Benchmarks are not changed everyday. It is usually changed after a gap of four to five years. All these informations are regularly updated in our Fund News section. Here are some changes that have taken place in the recent past.
With effect from January 19, 2016, BOI AXA Manufacturing & Infrastructure Fund adopted a combination of S&P BSE India Infrastructure Index (50%) and S&P BSE India Manufacturing Index (50%) as its new benchmark, replacing the Nifty Infrastructure Index that was its benchmark for about four years.
With effect from June 17, 2016, SBI Magnum Midcap Fund got Nifty Mid Small Cap 400 as its new benchmark replacing the S&P BSE Mid Cap Index.
From 11th November 2016, Nifty 50 Index became the benchmark of HSBC Equity Fund, ending the 14 year regime of previous benchmark S&P BSE 200 Index. In contrast, the HSBC India Opportunities Fund started using the S&P BSE 200 Index as the new benchmark, replacing the S&P BSE 500 Index.
Similarly, UTI Opportunities Fund started using S&P BSE 200 Index as the benchmark from 13th February 2017 and stopped using the S&P BSE 100 Index which had been the benchmark for over a decade.
Franklin India Technology Fund from May 2017 started using S&P BSE Teck Index as the benchmark, replacing the S&P BSE IT Index which was the target index for about 19 years. The S&P BSE 200 Index replaced S&P BSE 100 Index as the benchmark for UTI Long Term Equity Fund after close to two decades.
There are many such examples where benchmarks have been replaced after a considerable period of time like in ICICI Prudential Banking and Financial Services Fund, L&T Infrastructure Fund and UTI Dividend Yield Fund.
Here are some instances how 'alpha' generation changes with the advent of a new benchmark.
UTI Dividend Yield Fund had BSE 100 index as the benchmark for about 12 years till May 2017. As on May 31, 2017, the fund's 5 year annualized return of 14.63 % paled vis-a-vis BSE 100's return of 14.97%. Even though the fund had managed to give good returns, the benchmark BSE 100 beat the active fund manager. From June 2017 onwards, UTI Dividend Yield Fund adopted the Nifty Dividend Opportunities 50 Index. As per the fund's latest factsheet, the fund has beaten the new benchmark in 1 year, 3 year and 5 year time period by 2 to 4 per cent points as on December 31, 2017. According to UTI MF officials, the previous benchmark BSE 100 was not having enough dividend yield opportunities and that is why the problem of inappropriate benchmark was sorted out in 2017.

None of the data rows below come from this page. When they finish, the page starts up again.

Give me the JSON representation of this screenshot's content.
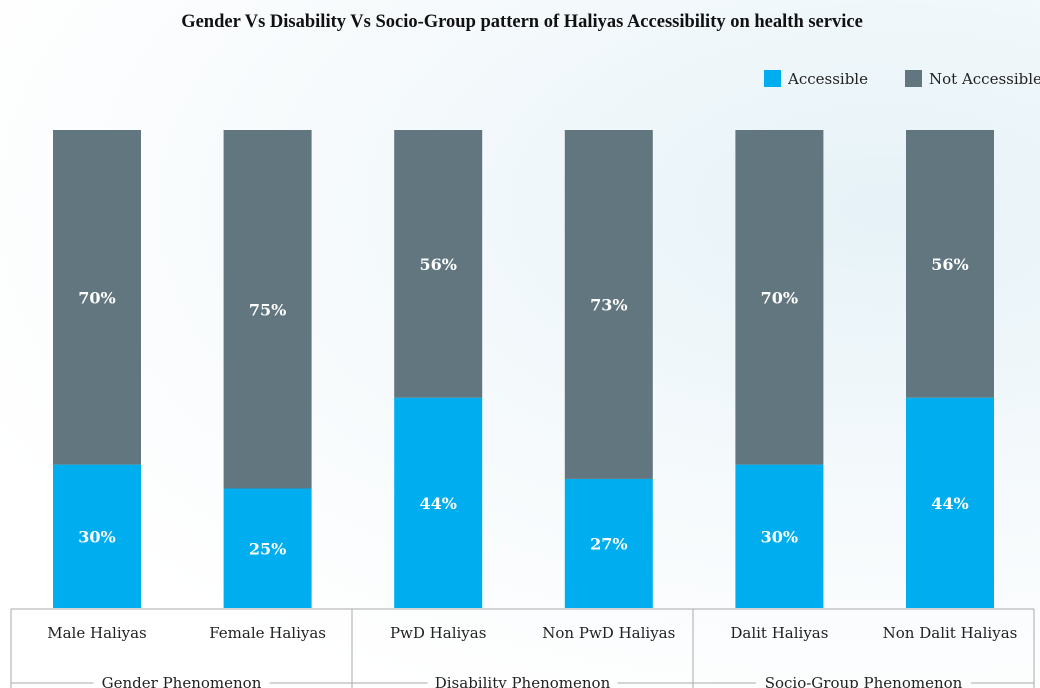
{
  "chart_data": {
    "type": "bar",
    "stacked": true,
    "title": "Gender  Vs Disability Vs Socio-Group pattern of Haliyas Accessibility on health service",
    "categories": [
      "Male Haliyas",
      "Female Haliyas",
      "PwD Haliyas",
      "Non PwD Haliyas",
      "Dalit Haliyas",
      "Non Dalit Haliyas"
    ],
    "series": [
      {
        "name": "Accessible",
        "values": [
          30,
          25,
          44,
          27,
          30,
          44
        ],
        "labels": [
          "30%",
          "25%",
          "44%",
          "27%",
          "30%",
          "44%"
        ],
        "color": "#00aeef"
      },
      {
        "name": "Not Accessible",
        "values": [
          70,
          75,
          56,
          73,
          70,
          56
        ],
        "labels": [
          "70%",
          "75%",
          "56%",
          "73%",
          "70%",
          "56%"
        ],
        "color": "#62767f"
      }
    ],
    "groups": [
      {
        "label": "Gender Phenomenon",
        "categories": [
          "Male Haliyas",
          "Female Haliyas"
        ]
      },
      {
        "label": "Disability Phenomenon",
        "categories": [
          "PwD Haliyas",
          "Non PwD Haliyas"
        ]
      },
      {
        "label": "Socio-Group Phenomenon",
        "categories": [
          "Dalit Haliyas",
          "Non Dalit Haliyas"
        ]
      }
    ],
    "ylim": [
      0,
      100
    ],
    "grid": false,
    "legend_position": "top-right"
  }
}
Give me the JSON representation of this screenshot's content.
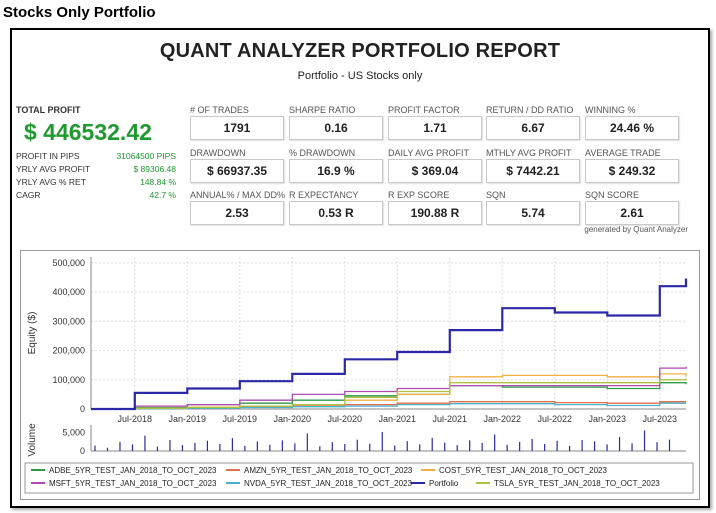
{
  "heading": "Stocks Only Portfolio",
  "report": {
    "title": "QUANT ANALYZER PORTFOLIO REPORT",
    "subtitle": "Portfolio - US Stocks only",
    "generated_by": "generated by Quant Analyzer"
  },
  "summary": {
    "total_profit_label": "TOTAL PROFIT",
    "total_profit_value": "$ 446532.42",
    "rows": [
      {
        "label": "PROFIT IN PIPS",
        "value": "31064500 PIPS"
      },
      {
        "label": "YRLY AVG PROFIT",
        "value": "$ 89306.48"
      },
      {
        "label": "YRLY AVG % RET",
        "value": "148.84 %"
      },
      {
        "label": "CAGR",
        "value": "42.7 %"
      }
    ]
  },
  "stats": [
    {
      "label": "# OF TRADES",
      "value": "1791"
    },
    {
      "label": "SHARPE RATIO",
      "value": "0.16"
    },
    {
      "label": "PROFIT FACTOR",
      "value": "1.71"
    },
    {
      "label": "RETURN / DD RATIO",
      "value": "6.67"
    },
    {
      "label": "WINNING %",
      "value": "24.46 %"
    },
    {
      "label": "DRAWDOWN",
      "value": "$ 66937.35"
    },
    {
      "label": "% DRAWDOWN",
      "value": "16.9 %"
    },
    {
      "label": "DAILY AVG PROFIT",
      "value": "$ 369.04"
    },
    {
      "label": "MTHLY AVG PROFIT",
      "value": "$ 7442.21"
    },
    {
      "label": "AVERAGE TRADE",
      "value": "$ 249.32"
    },
    {
      "label": "ANNUAL% / MAX DD%",
      "value": "2.53"
    },
    {
      "label": "R EXPECTANCY",
      "value": "0.53 R"
    },
    {
      "label": "R EXP SCORE",
      "value": "190.88 R"
    },
    {
      "label": "SQN",
      "value": "5.74"
    },
    {
      "label": "SQN SCORE",
      "value": "2.61"
    }
  ],
  "colors": {
    "accent_green": "#1f9a2e",
    "portfolio": "#2a2aa8",
    "adbe": "#2e9a4a",
    "amzn": "#e0704a",
    "cost": "#f0b040",
    "msft": "#b04ab0",
    "nvda": "#4ab0d0",
    "tsla": "#b0c040"
  },
  "chart_data": {
    "type": "line",
    "x": [
      "2018-02",
      "2018-07",
      "2019-01",
      "2019-07",
      "2020-01",
      "2020-07",
      "2021-01",
      "2021-07",
      "2022-01",
      "2022-07",
      "2023-01",
      "2023-07",
      "2023-10"
    ],
    "x_tick_labels": [
      "Jul-2018",
      "Jan-2019",
      "Jul-2019",
      "Jan-2020",
      "Jul-2020",
      "Jan-2021",
      "Jul-2021",
      "Jan-2022",
      "Jul-2022",
      "Jan-2023",
      "Jul-2023"
    ],
    "ylabel": "Equity ($)",
    "ylim": [
      0,
      520000
    ],
    "y_ticks": [
      0,
      100000,
      200000,
      300000,
      400000,
      500000
    ],
    "y_tick_labels": [
      "0",
      "100,000",
      "200,000",
      "300,000",
      "400,000",
      "500,000"
    ],
    "grid": true,
    "legend_position": "bottom",
    "series": [
      {
        "name": "Portfolio",
        "values": [
          0,
          55000,
          70000,
          95000,
          120000,
          170000,
          195000,
          270000,
          345000,
          330000,
          320000,
          420000,
          446532
        ]
      },
      {
        "name": "ADBE_5YR_TEST_JAN_2018_TO_OCT_2023",
        "values": [
          0,
          5000,
          15000,
          20000,
          30000,
          45000,
          50000,
          80000,
          75000,
          75000,
          70000,
          90000,
          85000
        ]
      },
      {
        "name": "AMZN_5YR_TEST_JAN_2018_TO_OCT_2023",
        "values": [
          0,
          2000,
          5000,
          8000,
          10000,
          15000,
          20000,
          25000,
          25000,
          22000,
          20000,
          25000,
          25000
        ]
      },
      {
        "name": "COST_5YR_TEST_JAN_2018_TO_OCT_2023",
        "values": [
          0,
          3000,
          6000,
          10000,
          15000,
          30000,
          50000,
          110000,
          115000,
          115000,
          110000,
          120000,
          110000
        ]
      },
      {
        "name": "MSFT_5YR_TEST_JAN_2018_TO_OCT_2023",
        "values": [
          0,
          10000,
          15000,
          30000,
          50000,
          60000,
          70000,
          80000,
          80000,
          80000,
          80000,
          140000,
          145000
        ]
      },
      {
        "name": "NVDA_5YR_TEST_JAN_2018_TO_OCT_2023",
        "values": [
          0,
          1000,
          2000,
          5000,
          8000,
          10000,
          15000,
          18000,
          18000,
          15000,
          12000,
          20000,
          20000
        ]
      },
      {
        "name": "TSLA_5YR_TEST_JAN_2018_TO_OCT_2023",
        "values": [
          0,
          2000,
          5000,
          10000,
          15000,
          40000,
          60000,
          90000,
          90000,
          90000,
          90000,
          100000,
          105000
        ]
      }
    ],
    "volume": {
      "ylabel": "Volume",
      "y_ticks": [
        0,
        5000
      ],
      "y_tick_labels": [
        "0",
        "5,000"
      ],
      "values": [
        1500,
        900,
        2500,
        1800,
        4200,
        1200,
        3000,
        1600,
        2200,
        2800,
        1900,
        3500,
        1400,
        2600,
        1700,
        2900,
        2100,
        4800,
        1300,
        2400,
        1900,
        3100,
        2000,
        5200,
        1500,
        2700,
        1800,
        3600,
        2300,
        1600,
        2900,
        2200,
        4500,
        1700,
        2500,
        3300,
        1900,
        2800,
        1400,
        3000,
        2600,
        1800,
        3800,
        2100,
        5600,
        2400,
        3100
      ]
    }
  }
}
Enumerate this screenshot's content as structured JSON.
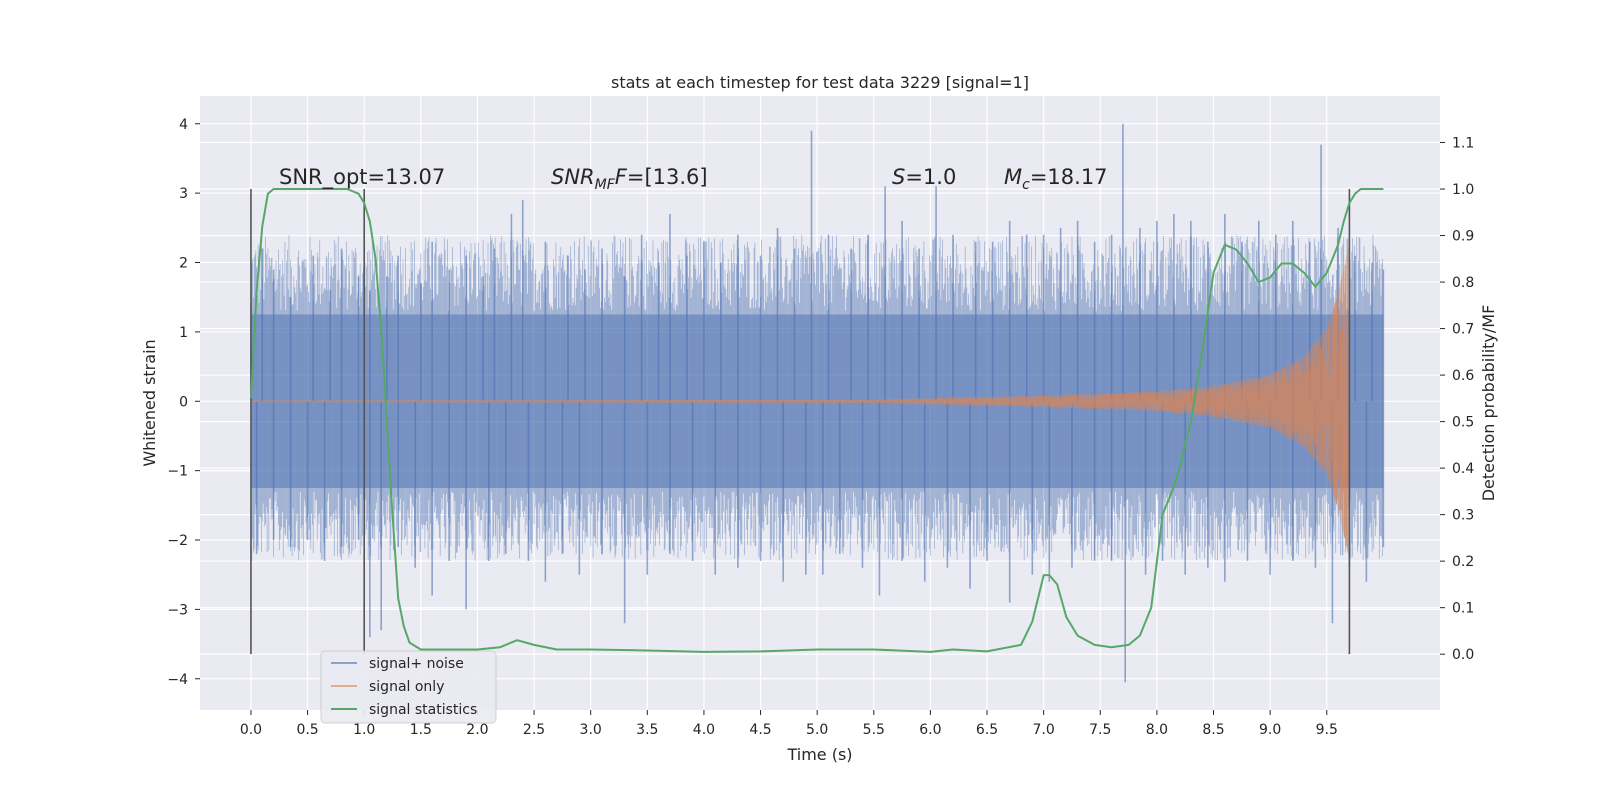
{
  "chart_data": {
    "type": "line",
    "title": "stats at each timestep for test data 3229 [signal=1]",
    "xlabel": "Time (s)",
    "ylabel": "Whitened strain",
    "y2label": "Detection probability/MF",
    "xlim": [
      -0.45,
      10.5
    ],
    "ylim": [
      -4.45,
      4.4
    ],
    "y2lim": [
      -0.12,
      1.2
    ],
    "x_ticks": [
      0.0,
      0.5,
      1.0,
      1.5,
      2.0,
      2.5,
      3.0,
      3.5,
      4.0,
      4.5,
      5.0,
      5.5,
      6.0,
      6.5,
      7.0,
      7.5,
      8.0,
      8.5,
      9.0,
      9.5
    ],
    "x_tick_labels": [
      "0.0",
      "0.5",
      "1.0",
      "1.5",
      "2.0",
      "2.5",
      "3.0",
      "3.5",
      "4.0",
      "4.5",
      "5.0",
      "5.5",
      "6.0",
      "6.5",
      "7.0",
      "7.5",
      "8.0",
      "8.5",
      "9.0",
      "9.5"
    ],
    "y_ticks": [
      4,
      3,
      2,
      1,
      0,
      -1,
      -2,
      -3,
      -4
    ],
    "y_tick_labels": [
      "4",
      "3",
      "2",
      "1",
      "0",
      "−1",
      "−2",
      "−3",
      "−4"
    ],
    "y2_ticks": [
      1.1,
      1.0,
      0.9,
      0.8,
      0.7,
      0.6,
      0.5,
      0.4,
      0.3,
      0.2,
      0.1,
      0.0
    ],
    "y2_tick_labels": [
      "1.1",
      "1.0",
      "0.9",
      "0.8",
      "0.7",
      "0.6",
      "0.5",
      "0.4",
      "0.3",
      "0.2",
      "0.1",
      "0.0"
    ],
    "grid": true,
    "legend_placement": "lower-left",
    "background": "#eaeaf2",
    "annotations": {
      "snr_opt": "SNR_opt=13.07",
      "snr_mf_prefix": "SNR",
      "snr_mf_sub": "MF",
      "snr_mf_suffix": "=[13.6]",
      "s_prefix": "S",
      "s_suffix": "=1.0",
      "mc_prefix": "M",
      "mc_sub": "c",
      "mc_suffix": "=18.17"
    },
    "vertical_lines": [
      0.0,
      1.0,
      9.7
    ],
    "noise_spike_tops": [
      [
        0.0,
        1.4
      ],
      [
        0.1,
        2.2
      ],
      [
        0.2,
        1.9
      ],
      [
        0.35,
        1.5
      ],
      [
        0.55,
        2.1
      ],
      [
        0.7,
        1.6
      ],
      [
        0.8,
        2.2
      ],
      [
        0.95,
        1.8
      ],
      [
        1.05,
        1.6
      ],
      [
        1.2,
        1.8
      ],
      [
        1.3,
        2.1
      ],
      [
        1.5,
        1.7
      ],
      [
        1.6,
        2.3
      ],
      [
        1.75,
        1.9
      ],
      [
        1.9,
        2.1
      ],
      [
        2.05,
        1.8
      ],
      [
        2.15,
        2.2
      ],
      [
        2.3,
        2.7
      ],
      [
        2.4,
        2.9
      ],
      [
        2.6,
        2.3
      ],
      [
        2.8,
        2.1
      ],
      [
        2.95,
        1.9
      ],
      [
        3.1,
        2.2
      ],
      [
        3.3,
        1.8
      ],
      [
        3.45,
        2.4
      ],
      [
        3.6,
        2.0
      ],
      [
        3.7,
        2.7
      ],
      [
        3.85,
        2.1
      ],
      [
        4.0,
        2.3
      ],
      [
        4.15,
        2.0
      ],
      [
        4.3,
        2.4
      ],
      [
        4.5,
        2.1
      ],
      [
        4.65,
        2.5
      ],
      [
        4.8,
        2.2
      ],
      [
        4.95,
        3.9
      ],
      [
        5.1,
        2.4
      ],
      [
        5.3,
        2.2
      ],
      [
        5.45,
        2.4
      ],
      [
        5.6,
        3.1
      ],
      [
        5.75,
        2.6
      ],
      [
        5.9,
        2.2
      ],
      [
        6.05,
        3.1
      ],
      [
        6.2,
        2.4
      ],
      [
        6.4,
        2.3
      ],
      [
        6.55,
        2.3
      ],
      [
        6.7,
        2.6
      ],
      [
        6.85,
        2.4
      ],
      [
        7.0,
        2.4
      ],
      [
        7.15,
        2.5
      ],
      [
        7.3,
        2.6
      ],
      [
        7.45,
        2.3
      ],
      [
        7.6,
        2.4
      ],
      [
        7.7,
        4.0
      ],
      [
        7.85,
        2.5
      ],
      [
        8.0,
        2.6
      ],
      [
        8.15,
        2.7
      ],
      [
        8.3,
        2.6
      ],
      [
        8.45,
        2.3
      ],
      [
        8.6,
        2.7
      ],
      [
        8.75,
        2.3
      ],
      [
        8.9,
        2.6
      ],
      [
        9.05,
        2.4
      ],
      [
        9.2,
        2.6
      ],
      [
        9.35,
        2.3
      ],
      [
        9.45,
        3.7
      ],
      [
        9.6,
        2.5
      ],
      [
        9.75,
        2.1
      ],
      [
        9.9,
        2.0
      ],
      [
        10.0,
        1.9
      ]
    ],
    "noise_spike_bottoms": [
      [
        0.05,
        -2.2
      ],
      [
        0.2,
        -2.0
      ],
      [
        0.35,
        -2.1
      ],
      [
        0.5,
        -2.0
      ],
      [
        0.65,
        -2.3
      ],
      [
        0.8,
        -2.1
      ],
      [
        0.95,
        -2.0
      ],
      [
        1.05,
        -3.4
      ],
      [
        1.15,
        -3.3
      ],
      [
        1.3,
        -2.1
      ],
      [
        1.45,
        -2.4
      ],
      [
        1.6,
        -2.8
      ],
      [
        1.75,
        -2.3
      ],
      [
        1.9,
        -3.0
      ],
      [
        2.1,
        -2.3
      ],
      [
        2.25,
        -2.2
      ],
      [
        2.45,
        -2.3
      ],
      [
        2.6,
        -2.6
      ],
      [
        2.75,
        -2.2
      ],
      [
        2.9,
        -2.5
      ],
      [
        3.1,
        -2.2
      ],
      [
        3.3,
        -3.2
      ],
      [
        3.5,
        -2.5
      ],
      [
        3.7,
        -2.2
      ],
      [
        3.9,
        -2.3
      ],
      [
        4.1,
        -2.5
      ],
      [
        4.3,
        -2.4
      ],
      [
        4.5,
        -2.3
      ],
      [
        4.7,
        -2.6
      ],
      [
        4.9,
        -2.5
      ],
      [
        5.05,
        -2.5
      ],
      [
        5.2,
        -2.2
      ],
      [
        5.4,
        -2.4
      ],
      [
        5.55,
        -2.8
      ],
      [
        5.75,
        -2.3
      ],
      [
        5.95,
        -2.6
      ],
      [
        6.15,
        -2.4
      ],
      [
        6.35,
        -2.7
      ],
      [
        6.5,
        -2.3
      ],
      [
        6.7,
        -2.9
      ],
      [
        6.9,
        -2.5
      ],
      [
        7.05,
        -2.6
      ],
      [
        7.25,
        -2.4
      ],
      [
        7.45,
        -2.3
      ],
      [
        7.6,
        -2.3
      ],
      [
        7.72,
        -4.05
      ],
      [
        7.9,
        -2.5
      ],
      [
        8.05,
        -2.3
      ],
      [
        8.25,
        -2.5
      ],
      [
        8.45,
        -2.4
      ],
      [
        8.6,
        -2.6
      ],
      [
        8.8,
        -2.3
      ],
      [
        9.0,
        -2.5
      ],
      [
        9.2,
        -2.3
      ],
      [
        9.4,
        -2.4
      ],
      [
        9.55,
        -3.2
      ],
      [
        9.7,
        -2.4
      ],
      [
        9.85,
        -2.6
      ],
      [
        10.0,
        -2.1
      ]
    ],
    "series": [
      {
        "name": "signal+ noise",
        "color": "#4c72b0",
        "axis": "left",
        "band": [
          [
            0.0,
            1.25
          ],
          [
            2.0,
            1.25
          ],
          [
            4.0,
            1.25
          ],
          [
            6.0,
            1.25
          ],
          [
            8.0,
            1.25
          ],
          [
            10.0,
            1.25
          ]
        ]
      },
      {
        "name": "signal only",
        "color": "#dd8452",
        "axis": "left",
        "envelope": [
          [
            0.0,
            0.01
          ],
          [
            5.5,
            0.02
          ],
          [
            6.0,
            0.04
          ],
          [
            7.0,
            0.08
          ],
          [
            8.0,
            0.14
          ],
          [
            8.5,
            0.22
          ],
          [
            9.0,
            0.38
          ],
          [
            9.3,
            0.65
          ],
          [
            9.5,
            1.05
          ],
          [
            9.6,
            1.55
          ],
          [
            9.66,
            2.0
          ],
          [
            9.7,
            2.3
          ]
        ]
      },
      {
        "name": "signal statistics",
        "color": "#55a868",
        "axis": "right",
        "x": [
          0.0,
          0.05,
          0.1,
          0.15,
          0.2,
          0.3,
          0.5,
          0.7,
          0.85,
          0.95,
          1.0,
          1.05,
          1.1,
          1.15,
          1.2,
          1.25,
          1.3,
          1.35,
          1.4,
          1.5,
          1.7,
          2.0,
          2.2,
          2.35,
          2.5,
          2.7,
          3.0,
          3.5,
          4.0,
          4.5,
          5.0,
          5.5,
          6.0,
          6.2,
          6.5,
          6.8,
          6.9,
          7.0,
          7.05,
          7.12,
          7.2,
          7.3,
          7.45,
          7.6,
          7.75,
          7.85,
          7.95,
          8.05,
          8.15,
          8.2,
          8.3,
          8.4,
          8.5,
          8.6,
          8.7,
          8.8,
          8.9,
          9.0,
          9.1,
          9.2,
          9.3,
          9.4,
          9.5,
          9.6,
          9.65,
          9.7,
          9.75,
          9.8,
          9.85,
          9.9,
          10.0
        ],
        "y": [
          0.55,
          0.78,
          0.92,
          0.99,
          1.0,
          1.0,
          1.0,
          1.0,
          1.0,
          0.99,
          0.97,
          0.93,
          0.85,
          0.7,
          0.5,
          0.3,
          0.12,
          0.06,
          0.025,
          0.01,
          0.01,
          0.01,
          0.015,
          0.03,
          0.02,
          0.01,
          0.01,
          0.008,
          0.005,
          0.006,
          0.01,
          0.01,
          0.005,
          0.01,
          0.006,
          0.02,
          0.07,
          0.17,
          0.17,
          0.15,
          0.08,
          0.04,
          0.02,
          0.015,
          0.02,
          0.04,
          0.1,
          0.3,
          0.36,
          0.4,
          0.5,
          0.65,
          0.82,
          0.88,
          0.87,
          0.84,
          0.8,
          0.81,
          0.84,
          0.84,
          0.82,
          0.79,
          0.82,
          0.88,
          0.93,
          0.97,
          0.99,
          1.0,
          1.0,
          1.0,
          1.0
        ]
      }
    ]
  }
}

Another example is IDFC Equity Fund, which changed its benchmark from Nifty 50 to BSE 100 from mid April 2017. Let's go back to 2016 end to see how IDFC Equity Fund returns compared with its old benchmark (Nifty 50). Since inception return (Jun 9, 2006 to December 30, 2016) on lumpsum investment in IDFC Equity Fund fetched 8.59% gain compared to higher 10.4 per cent return in Nifty 50. Though the fund outperformed the benchmark in 2016 calendar year, it had underperformed as recently as 2014 and 2015. After the change of the benchmark to BSE 100, IDFC Equity Fund's performance since its inception has not changed but alpha generation is clear when you look at 1, 3 and 5 year time period ended December 29, 2017.
There are many instances where the introduction of a new benchmark has effectively reduced or increased the extent of the fund's alpha.